TEMPO.CO, Jakarta - Kepala Bidang Humas Polda Metro Jaya Komisaris Besar Argo Yuwono membantah para tahanan tersangka dugaan makar Papua dengan mengibarkan bendera Bintang Kejora di Istana Negara dimasukkan ke dalam sel isolasi.
Argo lantas membagikan foto kunjungannya ke sel kepada wartawan pada Jumat, 20 September 2019. "Saya bersama Kepala Subdirektorat Keamanan Negara Direktorat Reserse Kriminal Umum Polda Metro Jaya melakukan pengecekan di sel tahanan enam tersangka makar di Rutan Cabang Salemba Mako Brimob Kelapa Dua," ujar Argo melalui pesan singkat pada Jumat, 20 September 2019.
Menurut Argo, ruang tahanan tersangka berukuran 7 x 5 meter. Setiap ruangan, kata dia, ada kamar mandi di dalamnya. Dia juga mengatakan bahwa ruang tahanan para tersangka memiliki kasur busa. "Juga dibelikan Alkitab untuk berdoa. Ada juga kipas angin besar di lorong kamar," ujar Argo.
Dalam kasus dugaan makar perkara pengibaran bendera Bintang Kejora di Istana Negara saat unjuk rasa 28 Agustus 2019, Polda Metro Jaya menetapkan enam orang sebagai tersangka.

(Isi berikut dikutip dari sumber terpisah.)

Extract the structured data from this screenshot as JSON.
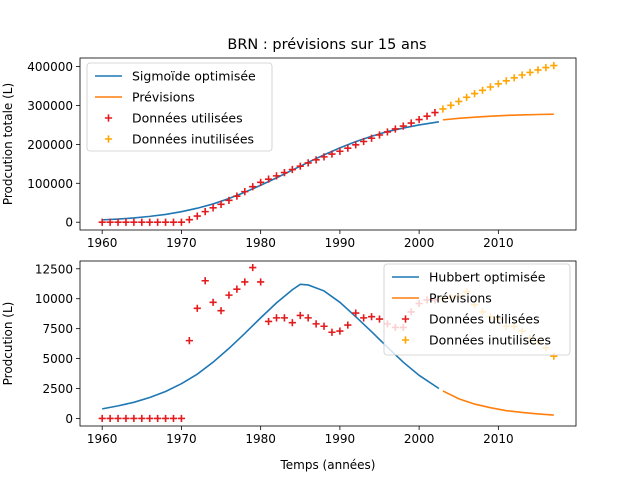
{
  "figure_title": "BRN : prévisions sur 15 ans",
  "chart_data": [
    {
      "type": "line",
      "title": "BRN : prévisions sur 15 ans",
      "xlabel": "",
      "ylabel": "Prodcution totale (L)",
      "xlim": [
        1957.2,
        2019.8
      ],
      "ylim": [
        -20000,
        422000
      ],
      "xticks": [
        1960,
        1970,
        1980,
        1990,
        2000,
        2010
      ],
      "yticks": [
        0,
        100000,
        200000,
        300000,
        400000
      ],
      "ytick_labels": [
        "0",
        "100000",
        "200000",
        "300000",
        "400000"
      ],
      "legend_position": "upper-left",
      "legend": [
        {
          "label": "Sigmoïde optimisée",
          "kind": "line",
          "color": "#1f77b4"
        },
        {
          "label": "Prévisions",
          "kind": "line",
          "color": "#ff7f0e"
        },
        {
          "label": "Données utilisées",
          "kind": "marker",
          "color": "#e41a1c"
        },
        {
          "label": "Données inutilisées",
          "kind": "marker",
          "color": "#ffa500"
        }
      ],
      "series": [
        {
          "name": "Sigmoïde optimisée",
          "style": "line",
          "color": "#1f77b4",
          "x": [
            1960,
            1962,
            1964,
            1966,
            1968,
            1970,
            1972,
            1974,
            1976,
            1978,
            1980,
            1982,
            1984,
            1986,
            1988,
            1990,
            1992,
            1994,
            1996,
            1998,
            2000,
            2002.5
          ],
          "y": [
            6000,
            8000,
            11000,
            15000,
            20000,
            27000,
            36000,
            47000,
            61000,
            77000,
            95000,
            114000,
            134000,
            154000,
            173000,
            191000,
            207000,
            221000,
            233000,
            242000,
            250000,
            258000
          ]
        },
        {
          "name": "Prévisions",
          "style": "line",
          "color": "#ff7f0e",
          "x": [
            2003,
            2005,
            2007,
            2009,
            2011,
            2013,
            2015,
            2017
          ],
          "y": [
            263000,
            267000,
            270000,
            272500,
            274500,
            275800,
            276800,
            277500
          ]
        },
        {
          "name": "Données utilisées",
          "style": "marker",
          "color": "#e41a1c",
          "x": [
            1960,
            1961,
            1962,
            1963,
            1964,
            1965,
            1966,
            1967,
            1968,
            1969,
            1970,
            1971,
            1972,
            1973,
            1974,
            1975,
            1976,
            1977,
            1978,
            1979,
            1980,
            1981,
            1982,
            1983,
            1984,
            1985,
            1986,
            1987,
            1988,
            1989,
            1990,
            1991,
            1992,
            1993,
            1994,
            1995,
            1996,
            1997,
            1998,
            1999,
            2000,
            2001,
            2002
          ],
          "y": [
            0,
            0,
            0,
            0,
            0,
            0,
            0,
            0,
            0,
            0,
            0,
            6500,
            15700,
            27200,
            36900,
            45900,
            56200,
            67000,
            78600,
            91200,
            102600,
            110700,
            119100,
            127500,
            135400,
            144000,
            152400,
            160300,
            167900,
            175100,
            182400,
            190200,
            199000,
            207400,
            215800,
            224100,
            232000,
            239600,
            247000,
            254900,
            263800,
            272500,
            281700
          ]
        },
        {
          "name": "Données inutilisées",
          "style": "marker",
          "color": "#ffa500",
          "x": [
            2003,
            2004,
            2005,
            2006,
            2007,
            2008,
            2009,
            2010,
            2011,
            2012,
            2013,
            2014,
            2015,
            2016,
            2017
          ],
          "y": [
            291000,
            300500,
            310500,
            321000,
            330500,
            339000,
            347500,
            355700,
            363400,
            371100,
            378300,
            385000,
            391400,
            397300,
            402500
          ]
        }
      ]
    },
    {
      "type": "line",
      "title": "",
      "xlabel": "Temps (années)",
      "ylabel": "Prodcution (L)",
      "xlim": [
        1957.2,
        2019.8
      ],
      "ylim": [
        -630,
        13150
      ],
      "xticks": [
        1960,
        1970,
        1980,
        1990,
        2000,
        2010
      ],
      "yticks": [
        0,
        2500,
        5000,
        7500,
        10000,
        12500
      ],
      "ytick_labels": [
        "0",
        "2500",
        "5000",
        "7500",
        "10000",
        "12500"
      ],
      "legend_position": "upper-right",
      "legend": [
        {
          "label": "Hubbert optimisée",
          "kind": "line",
          "color": "#1f77b4"
        },
        {
          "label": "Prévisions",
          "kind": "line",
          "color": "#ff7f0e"
        },
        {
          "label": "Données utilisées",
          "kind": "marker",
          "color": "#e41a1c"
        },
        {
          "label": "Données inutilisées",
          "kind": "marker",
          "color": "#ffa500"
        }
      ],
      "series": [
        {
          "name": "Hubbert optimisée",
          "style": "line",
          "color": "#1f77b4",
          "x": [
            1960,
            1962,
            1964,
            1966,
            1968,
            1970,
            1972,
            1974,
            1976,
            1978,
            1980,
            1982,
            1984,
            1985,
            1986,
            1988,
            1990,
            1992,
            1994,
            1996,
            1998,
            2000,
            2002.5
          ],
          "y": [
            800,
            1050,
            1350,
            1750,
            2250,
            2900,
            3700,
            4700,
            5850,
            7100,
            8400,
            9650,
            10750,
            11200,
            11150,
            10650,
            9700,
            8500,
            7250,
            5950,
            4700,
            3600,
            2500
          ]
        },
        {
          "name": "Prévisions",
          "style": "line",
          "color": "#ff7f0e",
          "x": [
            2003,
            2005,
            2007,
            2009,
            2011,
            2013,
            2015,
            2017
          ],
          "y": [
            2300,
            1650,
            1200,
            900,
            650,
            500,
            380,
            280
          ]
        },
        {
          "name": "Données utilisées",
          "style": "marker",
          "color": "#e41a1c",
          "x": [
            1960,
            1961,
            1962,
            1963,
            1964,
            1965,
            1966,
            1967,
            1968,
            1969,
            1970,
            1971,
            1972,
            1973,
            1974,
            1975,
            1976,
            1977,
            1978,
            1979,
            1980,
            1981,
            1982,
            1983,
            1984,
            1985,
            1986,
            1987,
            1988,
            1989,
            1990,
            1991,
            1992,
            1993,
            1994,
            1995,
            1996,
            1997,
            1998,
            1999,
            2000,
            2001,
            2002
          ],
          "y": [
            0,
            0,
            0,
            0,
            0,
            0,
            0,
            0,
            0,
            0,
            0,
            6500,
            9200,
            11500,
            9700,
            9000,
            10300,
            10800,
            11400,
            12600,
            11400,
            8100,
            8400,
            8400,
            8000,
            8600,
            8400,
            7900,
            7700,
            7200,
            7300,
            7800,
            8800,
            8400,
            8500,
            8300,
            7900,
            7600,
            7600,
            8900,
            9600,
            9900,
            9900
          ]
        },
        {
          "name": "Données inutilisées",
          "style": "marker",
          "color": "#ffa500",
          "x": [
            2003,
            2004,
            2005,
            2006,
            2007,
            2008,
            2009,
            2010,
            2011,
            2012,
            2013,
            2014,
            2015,
            2016,
            2017
          ],
          "y": [
            10000,
            10100,
            10200,
            10600,
            9500,
            8900,
            8500,
            8300,
            7700,
            7700,
            7300,
            6700,
            6400,
            5900,
            5200
          ]
        }
      ]
    }
  ]
}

Mereka adalah Surya Anta Ginting, Anes Tabuni, Charles Kossay, Ambrosius Mulait, Isay Wenda dan Erina Elopere alias Wenebita Gwijangge.
Oky Wiratama selaku kuasa hukum Surya Anta mengatakan bahwa kliennya ditahan di sel biologis di Markas Komando Brimob, Kelapa Dua, Depok, Jawa Barat. Juru bicara Front Rakyat Indonesia untuk West Papua itu disebut ditempatkan di sel isolasi dengan ventilasi udara yang kecil.

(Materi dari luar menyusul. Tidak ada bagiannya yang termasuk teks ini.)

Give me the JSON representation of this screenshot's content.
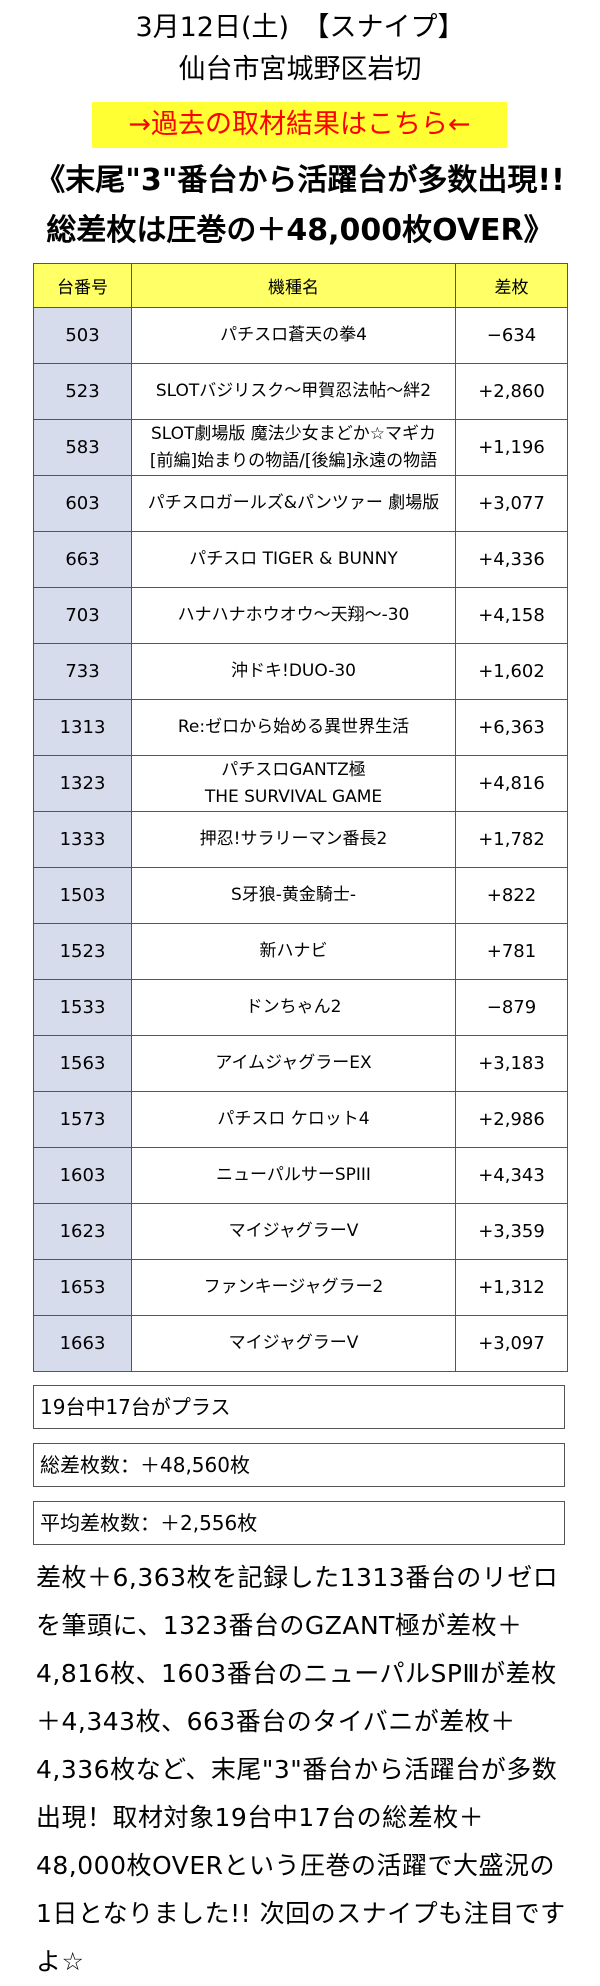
{
  "header": {
    "date_line": "3月12日(土)　【スナイプ】",
    "location": "仙台市宮城野区岩切",
    "link_label": "→過去の取材結果はこちら←"
  },
  "headline": {
    "line1": "《末尾\"3\"番台から活躍台が多数出現!!",
    "line2": "総差枚は圧巻の＋48,000枚OVER》"
  },
  "table": {
    "columns": [
      "台番号",
      "機種名",
      "差枚"
    ],
    "rows": [
      {
        "no": "503",
        "name": [
          "パチスロ蒼天の拳4"
        ],
        "diff": "−634"
      },
      {
        "no": "523",
        "name": [
          "SLOTバジリスク〜甲賀忍法帖〜絆2"
        ],
        "diff": "+2,860"
      },
      {
        "no": "583",
        "name": [
          "SLOT劇場版 魔法少女まどか☆マギカ",
          "[前編]始まりの物語/[後編]永遠の物語"
        ],
        "diff": "+1,196"
      },
      {
        "no": "603",
        "name": [
          "パチスロガールズ&パンツァー 劇場版"
        ],
        "diff": "+3,077"
      },
      {
        "no": "663",
        "name": [
          "パチスロ TIGER & BUNNY"
        ],
        "diff": "+4,336"
      },
      {
        "no": "703",
        "name": [
          "ハナハナホウオウ〜天翔〜-30"
        ],
        "diff": "+4,158"
      },
      {
        "no": "733",
        "name": [
          "沖ドキ!DUO-30"
        ],
        "diff": "+1,602"
      },
      {
        "no": "1313",
        "name": [
          "Re:ゼロから始める異世界生活"
        ],
        "diff": "+6,363"
      },
      {
        "no": "1323",
        "name": [
          "パチスロGANTZ極",
          "THE SURVIVAL GAME"
        ],
        "diff": "+4,816"
      },
      {
        "no": "1333",
        "name": [
          "押忍!サラリーマン番長2"
        ],
        "diff": "+1,782"
      },
      {
        "no": "1503",
        "name": [
          "S牙狼-黄金騎士-"
        ],
        "diff": "+822"
      },
      {
        "no": "1523",
        "name": [
          "新ハナビ"
        ],
        "diff": "+781"
      },
      {
        "no": "1533",
        "name": [
          "ドンちゃん2"
        ],
        "diff": "−879"
      },
      {
        "no": "1563",
        "name": [
          "アイムジャグラーEX"
        ],
        "diff": "+3,183"
      },
      {
        "no": "1573",
        "name": [
          "パチスロ ケロット4"
        ],
        "diff": "+2,986"
      },
      {
        "no": "1603",
        "name": [
          "ニューパルサーSPIII"
        ],
        "diff": "+4,343"
      },
      {
        "no": "1623",
        "name": [
          "マイジャグラーV"
        ],
        "diff": "+3,359"
      },
      {
        "no": "1653",
        "name": [
          "ファンキージャグラー2"
        ],
        "diff": "+1,312"
      },
      {
        "no": "1663",
        "name": [
          "マイジャグラーV"
        ],
        "diff": "+3,097"
      }
    ]
  },
  "summary": {
    "plus_count": "19台中17台がプラス",
    "total": "総差枚数：＋48,560枚",
    "average": "平均差枚数：＋2,556枚"
  },
  "body_text": "差枚＋6,363枚を記録した1313番台のリゼロを筆頭に、1323番台のGZANT極が差枚＋4,816枚、1603番台のニューパルSPⅢが差枚＋4,343枚、663番台のタイバニが差枚＋4,336枚など、末尾\"3\"番台から活躍台が多数出現！取材対象19台中17台の総差枚＋48,000枚OVERという圧巻の活躍で大盛況の1日となりました!! 次回のスナイプも注目ですよ☆",
  "colors": {
    "link_bg": "#ffff33",
    "link_text": "#ff0000",
    "table_header_bg": "#ffff66",
    "number_cell_bg": "#d7dced"
  }
}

Oky menduga ada beberapa pelanggaran yang dilakukan Polda terhadap kliennya. “Terjadi penghalangan akses masuk untuk kuasa hukum, untuk menjumpai rekan-rekan aktivis Papua yang ada di dalam Mako Brimob,” tutur Oky di kantor Kompolnas, Kebayoran Baru, Jakarta, Rabu, 18 September 2019.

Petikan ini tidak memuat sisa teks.